No, the biggest threat to Topuria, as it stands right now, is probably Evloev. A machine that saps the will from opponents in real time and has no real want (or ability) to emote. An Evloev title shot? The thought perhaps makes the UFC shudder, even if we’re getting to the point where it might be inevitable.
“I am used to finding an issue or a problem within myself, so maybe it’s me who has to do more, me who has to show more in order for them to talk about me,” he says. “But to sit here and wait for somebody to notice me or for somebody to help me, that’s not what I’m used to doing. I’m used to going forward and taking what’s mine.”
What do we really know of this quiet, will-snatching force from the Russian hinterland? He can wrestle, boy. He can plant bodies in the soft earth. The deadpan deliveries whenever a microphone is placed in front of him are chilling, and the solid sweep of bangs look more and more like the summer tundra. We know he comes from Sunzha, where the ragged Ingush highlanders settled a couple hundred years back, but what we can’t understand is why hailing from the former Ordzhonikidzevskaya feels so intimidating. For whatever reason, that many Zs and Vs translates roughly to “this man’s a freaking problem” in English fight game vernacular.
But really, why isn’t Evloev getting the love he deserves?

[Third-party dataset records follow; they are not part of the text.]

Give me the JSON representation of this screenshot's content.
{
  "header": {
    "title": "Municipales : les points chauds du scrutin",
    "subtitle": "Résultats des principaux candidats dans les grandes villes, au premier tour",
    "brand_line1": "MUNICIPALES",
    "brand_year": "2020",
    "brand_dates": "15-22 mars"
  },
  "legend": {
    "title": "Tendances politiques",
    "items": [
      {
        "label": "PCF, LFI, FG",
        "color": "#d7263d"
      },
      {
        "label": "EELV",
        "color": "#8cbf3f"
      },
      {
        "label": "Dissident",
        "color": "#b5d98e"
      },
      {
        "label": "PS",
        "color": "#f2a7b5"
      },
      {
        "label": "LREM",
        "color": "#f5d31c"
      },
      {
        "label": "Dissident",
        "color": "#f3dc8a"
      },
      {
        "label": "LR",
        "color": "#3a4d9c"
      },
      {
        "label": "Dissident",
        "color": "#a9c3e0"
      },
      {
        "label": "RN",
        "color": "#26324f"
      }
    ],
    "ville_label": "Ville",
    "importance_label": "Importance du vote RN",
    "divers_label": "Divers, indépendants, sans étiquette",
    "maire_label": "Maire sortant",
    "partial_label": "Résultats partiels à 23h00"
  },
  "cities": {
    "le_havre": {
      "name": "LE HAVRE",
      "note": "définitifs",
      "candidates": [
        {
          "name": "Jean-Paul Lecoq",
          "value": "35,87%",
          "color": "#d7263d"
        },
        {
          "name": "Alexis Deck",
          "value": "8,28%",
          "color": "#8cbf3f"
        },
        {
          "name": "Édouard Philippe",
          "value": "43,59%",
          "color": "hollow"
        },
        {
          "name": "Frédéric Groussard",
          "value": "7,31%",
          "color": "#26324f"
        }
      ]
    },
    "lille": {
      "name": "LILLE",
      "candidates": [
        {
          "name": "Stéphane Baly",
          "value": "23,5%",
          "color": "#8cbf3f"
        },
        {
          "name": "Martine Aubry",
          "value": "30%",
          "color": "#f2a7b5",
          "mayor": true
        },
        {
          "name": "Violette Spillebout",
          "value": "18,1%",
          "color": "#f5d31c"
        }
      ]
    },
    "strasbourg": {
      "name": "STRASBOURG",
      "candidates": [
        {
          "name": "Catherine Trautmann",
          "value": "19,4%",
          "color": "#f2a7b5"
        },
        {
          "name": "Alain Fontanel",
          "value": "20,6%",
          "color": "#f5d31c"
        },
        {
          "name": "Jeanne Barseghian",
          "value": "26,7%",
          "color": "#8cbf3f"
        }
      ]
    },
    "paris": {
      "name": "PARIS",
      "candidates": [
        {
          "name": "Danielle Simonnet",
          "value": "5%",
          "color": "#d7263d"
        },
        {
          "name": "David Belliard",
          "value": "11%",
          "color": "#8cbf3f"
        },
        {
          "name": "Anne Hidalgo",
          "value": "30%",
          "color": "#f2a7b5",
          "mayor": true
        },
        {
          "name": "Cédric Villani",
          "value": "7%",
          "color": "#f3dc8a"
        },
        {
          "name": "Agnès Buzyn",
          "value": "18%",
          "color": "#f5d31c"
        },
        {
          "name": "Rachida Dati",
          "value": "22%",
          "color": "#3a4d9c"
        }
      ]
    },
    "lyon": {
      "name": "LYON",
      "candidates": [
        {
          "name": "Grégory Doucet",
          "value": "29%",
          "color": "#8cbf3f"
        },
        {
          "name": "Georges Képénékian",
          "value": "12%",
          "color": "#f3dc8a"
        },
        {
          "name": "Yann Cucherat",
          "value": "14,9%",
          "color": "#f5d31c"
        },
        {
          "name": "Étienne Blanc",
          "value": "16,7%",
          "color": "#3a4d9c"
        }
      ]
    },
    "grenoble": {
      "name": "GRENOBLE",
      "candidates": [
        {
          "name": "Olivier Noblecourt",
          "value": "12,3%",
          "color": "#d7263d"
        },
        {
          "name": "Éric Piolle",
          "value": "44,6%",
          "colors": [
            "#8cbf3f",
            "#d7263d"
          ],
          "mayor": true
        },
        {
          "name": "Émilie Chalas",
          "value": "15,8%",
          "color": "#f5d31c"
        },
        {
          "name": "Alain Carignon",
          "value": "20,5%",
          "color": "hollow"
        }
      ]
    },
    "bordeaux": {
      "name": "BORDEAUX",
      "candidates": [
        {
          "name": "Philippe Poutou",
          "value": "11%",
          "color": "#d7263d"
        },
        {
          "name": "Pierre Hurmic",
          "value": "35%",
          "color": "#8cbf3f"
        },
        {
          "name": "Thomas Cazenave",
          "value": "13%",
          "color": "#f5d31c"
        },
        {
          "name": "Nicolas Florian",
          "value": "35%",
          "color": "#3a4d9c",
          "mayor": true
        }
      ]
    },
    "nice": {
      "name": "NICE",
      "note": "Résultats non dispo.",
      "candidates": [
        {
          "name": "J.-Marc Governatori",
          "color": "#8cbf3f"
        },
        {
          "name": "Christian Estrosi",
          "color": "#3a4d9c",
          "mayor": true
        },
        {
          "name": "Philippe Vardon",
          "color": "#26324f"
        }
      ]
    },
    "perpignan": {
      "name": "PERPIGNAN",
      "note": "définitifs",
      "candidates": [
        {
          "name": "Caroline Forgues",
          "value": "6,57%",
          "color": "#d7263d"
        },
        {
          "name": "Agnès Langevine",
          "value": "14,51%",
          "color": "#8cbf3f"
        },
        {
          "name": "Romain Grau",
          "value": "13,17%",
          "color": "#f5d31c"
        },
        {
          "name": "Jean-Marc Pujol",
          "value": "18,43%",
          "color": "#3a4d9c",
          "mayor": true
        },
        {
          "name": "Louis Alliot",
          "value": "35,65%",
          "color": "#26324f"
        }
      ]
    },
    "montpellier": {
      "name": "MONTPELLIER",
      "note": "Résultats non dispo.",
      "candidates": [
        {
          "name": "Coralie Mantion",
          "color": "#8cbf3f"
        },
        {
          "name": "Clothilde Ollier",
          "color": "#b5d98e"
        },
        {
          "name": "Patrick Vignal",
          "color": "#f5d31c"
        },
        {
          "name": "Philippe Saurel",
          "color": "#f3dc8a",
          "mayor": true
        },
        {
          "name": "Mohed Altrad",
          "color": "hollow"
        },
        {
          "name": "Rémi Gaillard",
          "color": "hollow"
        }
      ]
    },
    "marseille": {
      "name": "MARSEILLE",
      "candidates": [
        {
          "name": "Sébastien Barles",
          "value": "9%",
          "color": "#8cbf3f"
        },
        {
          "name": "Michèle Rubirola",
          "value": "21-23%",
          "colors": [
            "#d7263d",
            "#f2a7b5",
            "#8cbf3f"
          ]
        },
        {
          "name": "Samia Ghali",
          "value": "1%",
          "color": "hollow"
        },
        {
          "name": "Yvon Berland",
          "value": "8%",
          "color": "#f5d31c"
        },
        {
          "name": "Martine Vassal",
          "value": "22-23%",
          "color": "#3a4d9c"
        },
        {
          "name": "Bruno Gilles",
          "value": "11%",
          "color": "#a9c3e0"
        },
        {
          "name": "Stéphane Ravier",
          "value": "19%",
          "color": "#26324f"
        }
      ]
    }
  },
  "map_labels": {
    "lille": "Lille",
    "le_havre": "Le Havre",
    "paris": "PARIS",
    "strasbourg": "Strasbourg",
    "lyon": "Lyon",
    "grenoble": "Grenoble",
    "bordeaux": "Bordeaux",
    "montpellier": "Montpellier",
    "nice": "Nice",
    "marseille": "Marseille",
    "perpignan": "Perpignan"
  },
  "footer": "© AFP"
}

And the respect? He more than doubled Lopes in the striking department and took Allen down five times. His scrambles are pure cinema. He treated poor Mike Gundy as a tackling dummy for 15 vertigo-inducing minutes, while taking down Dan Ige and Hakeem Dawadu down a combined 18 times. His fights become someone else’s fight against futility. What’s wrong with that?
If it was Khabib Nurmagomedov, his praises would be sung in every promo. Yet for Evloev? Somehow his style is lost in translation. Which brings up the burning question: What is it, in his mind, that makes an exciting fight?
“I think it’s the skills that make the sport because, for me, somebody who’s a lifelong martial artist, I’ve been learning about this,” he says. “I keep improving myself. I know what needs to be done to go to the next move or go get out from one move or implement something that I want to implement. For me, it’s more interesting to see the sport that I understand or that I know a lot about.”
He says art, especially high-minded art, really is in the eye of the beholder.
“For instance, if it’s some fan that just shows up out of nowhere and says, ‘OK, I’m going to root for MMA, but I know nothing about it,’ it’s just like me coming in and trying to root for baseball. If I see a baseball game, I have no idea what’s going on, so I would be just a fake fan. It’s the same thing here. It’s more interesting when you see a sport that you know, that you understand, because it becomes more fun that way.”